Which is the point. If they are in the target set, you have to enumerate
them. If the target set is of exponential size with respect to n,
then you'll need exponential time to do that.
> The point here is whether
> you can generate S^n - W in Theta( n * |S^n - W| ), which may be
> dramatically different from Theta( n * |S^n| ).
Exactly. Hence, you use a construction that guarantees that the time
needed is proportional to n*|S^n - W|: Every step you do will be
enecessary to produce at least one word in the output set. Now, if
|S^n - W| is still exponential, then you'll still need exponential
time. But nevertheless, that's the best you can hope for.
>> The automaton is:
>>
>> S: a -> A, b -> B
>> A: a -> A
>> B: b -> B
> The target set is specified as S^n - W, where W is everything matching
> (.*a.*b|.*b.*a). Following the construction procedure in point, this
> exclusion set is matched exactly by my DFA with S initial and F final.
> Then, swapping final and non-final states makes {S, A, B} final, and F
> non-final. Your DFA above may be equivalent, but to me it is far from
> clear exactly what algorithm would build it from the given data.
Well, it's just the result from the minimazation algorithm, where my
variant of the algorithm just prunes away the "stuck" state which can
never produce any output.
>> The point is not to "cut efficiently", the point is to enumerate
>> only those words that are actually in the result set.
> No, this is not the point. Naive filtering already does that.
No, it doesn't. Naive filtering always will look at the complete
input set, so, no matter what size |S^n - W| actually is, it will
always take time in proportion to |S^n|.
> By "cutting efficiently" I mean skipping over search sub-trees that
> don't contain any results from the target set.
Yes. Consider a different example: With the wildcard expressions
W = { b*, aa*, ab* }, you'll get S^* - W = { a }. The resulting
minimum FSM will just accept 'a' (start state, one final state, and
the "stuck" state if you insist on it), so you skip over every
other subtree when enumerating results from that automaton.
And for the previous example, you'll need something like 2*n time
to enumerate the output set instead of 2^n, because once you're in
the "a-branch", you're producing only a's, and you're pruning
away all the subtrees that start with a "b". Similarly in the
"b-branch".
Now clearer?
- Dirk
Dirk Thierbach wrote:
[A lot of stuff]
>
> Now clearer?
>
> - Dirk
Actually, it's getting all the messier, and we seem to be running
around in circles. I've already lost track of the point you're trying
to make, and it seems that you're missing most of my points.
Let's leave it there, and take a break.
Dinko Tenev <···········@gmail.com> wrote:
> Dirk Thierbach wrote:
> [A lot of stuff]
>> Now clearer?
> Let's leave it there, and take a break.
Maybe it would help to just take a concrete example, and work through
it. Then you'll see exactly what happens.
- Dirk
Going in a slightly different direction ...
There has been lots of published work on how to create efficient FSMs
from regexps.

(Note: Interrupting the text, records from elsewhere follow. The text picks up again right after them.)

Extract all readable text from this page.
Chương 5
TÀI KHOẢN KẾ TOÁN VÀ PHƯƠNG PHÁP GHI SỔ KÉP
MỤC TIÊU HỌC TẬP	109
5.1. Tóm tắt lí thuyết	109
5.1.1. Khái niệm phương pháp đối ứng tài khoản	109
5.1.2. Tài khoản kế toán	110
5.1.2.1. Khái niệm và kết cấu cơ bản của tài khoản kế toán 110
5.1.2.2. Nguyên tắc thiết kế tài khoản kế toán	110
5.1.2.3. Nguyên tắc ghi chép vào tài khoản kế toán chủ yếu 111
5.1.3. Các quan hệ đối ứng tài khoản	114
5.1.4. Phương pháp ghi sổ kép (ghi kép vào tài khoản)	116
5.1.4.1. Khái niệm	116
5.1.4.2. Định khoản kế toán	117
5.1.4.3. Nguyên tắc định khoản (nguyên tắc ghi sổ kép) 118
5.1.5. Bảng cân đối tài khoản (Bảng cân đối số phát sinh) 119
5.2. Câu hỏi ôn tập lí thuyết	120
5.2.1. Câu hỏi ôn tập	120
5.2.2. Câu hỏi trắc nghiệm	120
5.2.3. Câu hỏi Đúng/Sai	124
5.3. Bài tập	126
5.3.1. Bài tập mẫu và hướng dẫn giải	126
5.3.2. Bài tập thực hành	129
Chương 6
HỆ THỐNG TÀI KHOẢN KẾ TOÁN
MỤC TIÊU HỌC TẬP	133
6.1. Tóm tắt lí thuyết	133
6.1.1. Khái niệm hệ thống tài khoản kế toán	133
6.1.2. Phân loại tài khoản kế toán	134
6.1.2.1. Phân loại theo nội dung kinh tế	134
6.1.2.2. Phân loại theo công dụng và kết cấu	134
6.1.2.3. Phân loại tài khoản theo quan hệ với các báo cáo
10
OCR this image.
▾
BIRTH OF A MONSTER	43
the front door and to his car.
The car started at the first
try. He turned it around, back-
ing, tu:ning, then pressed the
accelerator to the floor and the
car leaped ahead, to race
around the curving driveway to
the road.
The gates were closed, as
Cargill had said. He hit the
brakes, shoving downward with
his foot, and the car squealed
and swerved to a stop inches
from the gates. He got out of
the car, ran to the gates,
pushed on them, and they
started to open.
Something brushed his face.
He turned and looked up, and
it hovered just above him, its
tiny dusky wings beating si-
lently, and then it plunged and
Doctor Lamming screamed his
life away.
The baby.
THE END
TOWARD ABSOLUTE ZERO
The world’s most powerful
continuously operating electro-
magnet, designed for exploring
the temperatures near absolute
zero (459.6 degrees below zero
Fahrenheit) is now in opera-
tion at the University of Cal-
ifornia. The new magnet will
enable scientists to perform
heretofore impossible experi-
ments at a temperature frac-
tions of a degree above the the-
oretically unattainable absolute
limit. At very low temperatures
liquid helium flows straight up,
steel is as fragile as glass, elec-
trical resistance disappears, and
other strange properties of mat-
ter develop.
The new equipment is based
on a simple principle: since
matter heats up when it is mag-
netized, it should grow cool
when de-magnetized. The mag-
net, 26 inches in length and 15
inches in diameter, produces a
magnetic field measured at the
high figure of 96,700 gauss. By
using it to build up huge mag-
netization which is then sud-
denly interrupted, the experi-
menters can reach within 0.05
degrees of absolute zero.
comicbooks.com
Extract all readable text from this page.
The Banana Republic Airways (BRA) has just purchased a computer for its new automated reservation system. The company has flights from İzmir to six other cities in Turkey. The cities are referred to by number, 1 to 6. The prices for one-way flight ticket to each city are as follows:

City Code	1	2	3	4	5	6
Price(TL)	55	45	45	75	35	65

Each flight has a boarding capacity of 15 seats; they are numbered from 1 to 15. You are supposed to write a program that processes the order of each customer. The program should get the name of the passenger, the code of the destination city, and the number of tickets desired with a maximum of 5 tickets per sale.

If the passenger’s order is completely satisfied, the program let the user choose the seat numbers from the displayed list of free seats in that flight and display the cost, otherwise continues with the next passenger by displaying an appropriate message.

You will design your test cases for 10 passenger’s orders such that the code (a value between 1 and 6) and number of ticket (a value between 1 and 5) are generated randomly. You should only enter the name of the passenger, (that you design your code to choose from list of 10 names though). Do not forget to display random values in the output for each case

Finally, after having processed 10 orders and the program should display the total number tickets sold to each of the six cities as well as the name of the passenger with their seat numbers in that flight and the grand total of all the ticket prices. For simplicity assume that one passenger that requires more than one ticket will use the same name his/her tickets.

Generally these FSMs are used for pattern matching (i.e.
"does string 's' match regexp 'e'?").
Is there any corresponding literature on the topic addressed by the
OP's challenge of generating the languaged defined by a regexp (or the
complement of that regexp)?
--jfc
From: Chris F Clark
Subject: Re: Programming challenge: wildcard exclusion in cartesian products
Date:
Message-ID: <sddlkuvd5cw.fsf@shell01.TheWorld.com>
Yes, there is literature on the generating side of the regular
expression/FSM model. In fact, the matching problem and the
generating problems are exactly equivalent. A slight variation of the
definition of how a matcher works, turns it into a generator and vice
versa. To directly generate (rather than match) from an FSM, one
simply does a walk (e.g. depth first search or breath first search)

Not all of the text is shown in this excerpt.